Our thinking follows, what we call a ‘venture client’ approach, through which
startups get a valuable asset, a globally operating reference customer,
without a hassle. For instance, we use an expedited procurement process and
leaner legal approach in POs. The industrial companies, on the other hand, get
to apply new technologies and talent quicker in building new services,
solutions and products that can add value to their customers or other
stakeholders.

Venture Client approach also means, that when announce a business opportunity,
we also make sure there’s significant need from the company, budget to make
purchase order (revenue for the startup) and team in place to act fast given
there’s a solid applicable solution. Venture Client also means that the
industrial company understands there’s associated risk in building something
new with startups - but also major upsides in time-to-value if done
succesfully.

So far our approach has been warmly welcomed by startups and investors. We aim
to keep it simple, fast and fair. We have plenty of references which we are
adding to our website, some you can already access on our site.

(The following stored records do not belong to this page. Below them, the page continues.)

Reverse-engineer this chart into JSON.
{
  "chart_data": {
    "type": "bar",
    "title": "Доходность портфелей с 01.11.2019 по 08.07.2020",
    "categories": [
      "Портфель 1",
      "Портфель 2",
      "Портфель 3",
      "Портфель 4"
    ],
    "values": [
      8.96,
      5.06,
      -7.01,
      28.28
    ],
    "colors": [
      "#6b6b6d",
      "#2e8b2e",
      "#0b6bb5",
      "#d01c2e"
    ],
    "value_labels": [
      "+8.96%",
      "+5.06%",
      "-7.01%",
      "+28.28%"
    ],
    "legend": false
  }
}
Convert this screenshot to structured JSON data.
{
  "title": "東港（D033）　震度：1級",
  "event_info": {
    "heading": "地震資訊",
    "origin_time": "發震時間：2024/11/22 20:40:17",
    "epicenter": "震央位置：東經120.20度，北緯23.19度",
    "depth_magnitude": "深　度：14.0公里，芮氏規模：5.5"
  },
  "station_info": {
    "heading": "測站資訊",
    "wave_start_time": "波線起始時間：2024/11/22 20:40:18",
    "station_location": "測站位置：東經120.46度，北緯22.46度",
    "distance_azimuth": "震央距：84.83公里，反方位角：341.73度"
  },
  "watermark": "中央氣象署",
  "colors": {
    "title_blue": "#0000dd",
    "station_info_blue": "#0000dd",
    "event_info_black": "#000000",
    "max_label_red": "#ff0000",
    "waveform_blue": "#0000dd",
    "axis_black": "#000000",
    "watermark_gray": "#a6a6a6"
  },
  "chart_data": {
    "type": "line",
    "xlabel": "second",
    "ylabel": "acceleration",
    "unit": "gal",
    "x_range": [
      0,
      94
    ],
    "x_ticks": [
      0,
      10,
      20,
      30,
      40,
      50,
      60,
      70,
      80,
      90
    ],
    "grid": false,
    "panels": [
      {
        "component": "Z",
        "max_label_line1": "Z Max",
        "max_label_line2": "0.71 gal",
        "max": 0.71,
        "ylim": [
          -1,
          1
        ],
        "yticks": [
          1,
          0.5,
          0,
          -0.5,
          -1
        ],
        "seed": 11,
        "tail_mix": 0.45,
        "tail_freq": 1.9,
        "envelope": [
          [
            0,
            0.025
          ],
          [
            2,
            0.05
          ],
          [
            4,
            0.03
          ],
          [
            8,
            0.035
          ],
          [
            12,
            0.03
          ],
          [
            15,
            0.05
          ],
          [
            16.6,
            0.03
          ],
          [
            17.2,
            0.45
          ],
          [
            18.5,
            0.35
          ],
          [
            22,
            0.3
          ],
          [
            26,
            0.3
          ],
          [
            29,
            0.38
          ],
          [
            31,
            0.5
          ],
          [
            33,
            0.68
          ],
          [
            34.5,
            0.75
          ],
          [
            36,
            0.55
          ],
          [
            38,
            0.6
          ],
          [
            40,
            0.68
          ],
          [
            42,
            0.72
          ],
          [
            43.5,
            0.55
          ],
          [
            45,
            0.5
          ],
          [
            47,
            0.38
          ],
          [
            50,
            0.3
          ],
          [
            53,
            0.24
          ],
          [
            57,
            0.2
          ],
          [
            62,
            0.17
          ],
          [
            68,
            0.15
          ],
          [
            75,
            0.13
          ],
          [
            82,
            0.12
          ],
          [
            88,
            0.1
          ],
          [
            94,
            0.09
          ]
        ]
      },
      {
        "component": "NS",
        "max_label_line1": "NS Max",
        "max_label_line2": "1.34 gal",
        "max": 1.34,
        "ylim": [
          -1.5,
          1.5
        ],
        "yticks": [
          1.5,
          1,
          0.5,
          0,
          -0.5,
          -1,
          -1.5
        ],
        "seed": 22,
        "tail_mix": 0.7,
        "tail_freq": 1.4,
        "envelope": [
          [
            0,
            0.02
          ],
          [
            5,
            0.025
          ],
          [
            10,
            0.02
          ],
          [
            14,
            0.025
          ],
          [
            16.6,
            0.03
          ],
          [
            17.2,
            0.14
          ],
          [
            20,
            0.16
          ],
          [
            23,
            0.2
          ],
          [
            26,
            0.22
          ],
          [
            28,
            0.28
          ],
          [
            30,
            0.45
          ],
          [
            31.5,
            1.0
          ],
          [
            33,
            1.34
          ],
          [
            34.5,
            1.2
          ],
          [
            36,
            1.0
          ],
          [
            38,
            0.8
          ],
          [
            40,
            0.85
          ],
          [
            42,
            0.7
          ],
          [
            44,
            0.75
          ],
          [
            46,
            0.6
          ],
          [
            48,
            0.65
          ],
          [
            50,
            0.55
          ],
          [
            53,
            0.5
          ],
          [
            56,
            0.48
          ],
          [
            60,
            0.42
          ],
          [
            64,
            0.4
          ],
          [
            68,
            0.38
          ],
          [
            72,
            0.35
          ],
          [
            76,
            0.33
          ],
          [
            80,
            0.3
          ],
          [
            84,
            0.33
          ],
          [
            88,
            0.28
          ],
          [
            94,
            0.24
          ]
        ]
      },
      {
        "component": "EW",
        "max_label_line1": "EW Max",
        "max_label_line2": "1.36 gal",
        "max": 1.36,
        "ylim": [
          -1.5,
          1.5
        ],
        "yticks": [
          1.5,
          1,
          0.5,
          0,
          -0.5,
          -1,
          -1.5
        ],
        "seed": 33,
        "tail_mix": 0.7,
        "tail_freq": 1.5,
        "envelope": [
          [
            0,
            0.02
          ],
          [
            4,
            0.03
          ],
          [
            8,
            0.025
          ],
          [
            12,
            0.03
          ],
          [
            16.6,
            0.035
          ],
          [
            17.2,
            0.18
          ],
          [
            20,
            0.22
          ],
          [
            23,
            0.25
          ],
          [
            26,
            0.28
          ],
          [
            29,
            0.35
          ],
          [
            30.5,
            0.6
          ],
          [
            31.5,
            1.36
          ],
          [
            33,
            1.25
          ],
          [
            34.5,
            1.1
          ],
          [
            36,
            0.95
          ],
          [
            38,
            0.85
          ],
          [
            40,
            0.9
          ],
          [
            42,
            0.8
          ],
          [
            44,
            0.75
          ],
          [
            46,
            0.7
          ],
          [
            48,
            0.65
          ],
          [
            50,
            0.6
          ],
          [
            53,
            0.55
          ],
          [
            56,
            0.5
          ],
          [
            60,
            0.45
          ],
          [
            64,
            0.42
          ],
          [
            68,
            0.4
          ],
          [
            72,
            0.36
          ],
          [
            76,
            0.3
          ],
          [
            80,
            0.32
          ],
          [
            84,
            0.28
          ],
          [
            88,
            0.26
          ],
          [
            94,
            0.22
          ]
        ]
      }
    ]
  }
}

Needless to say, this might not be of interest to all entrepreneurs or
startups but there might be plenty of those who could benefit from the
approach.

------
JoeAltmaier
I don't trust industrial companies to seriously engage in technology. Too many
times I've seen a big industrial company buy a startup, just to kill it for
big-company reasons. Like, it competes with a cash cow and somebody inside
doesn't like that. Or development costs more than another iron shim or
whatever they make normally and it looks marginally worse on the books. Or
they just don't know how to manage it. Or they don't adopt what they've bought
because their processes are ponderous and ossified.

I thought the best bet was to compete with them externally, so they'd have to
take notice and react either by buying your solution or hiring you or
something. But instead, anecdotally, a big company had a private meeting with
the owners of our innovative small company and made a deal to offer some of
our products in their showroom. After that all our development projects dried
up mysteriously (the next Friday everybody was let go).

So no, I'm not going to invest any (more) of my life's worktime on helping old
industrial companies figure it out.

------
mettamage
This is the first time that I'm ever asking this: how is this interesting?

I don't see this article as educational. I fail to see how this is
interesting, because I can't understand through their business speak what they
mean. Is it a consortium of some sort? They are connecting startups to
industrial leaders, okay which ones, in which country? I presume the US (edit:
I just saw now that they're from Finland). What does it mean to be an
industrial leader? They list 5 companies that I have never heard of, which in
itself is fine but combined with the other things gives me even more questions
in my mind.

Can anyone tell me what's appealing about this article? I'm missing it.
Normally when I see an article, I may or may not like it but I succeed to see
how it's interesting to other HN'ers, with this article I have no clue.

I mean this in the most constructive way possible and would really appreciate
someone 'on the other side' to see how this is interesting.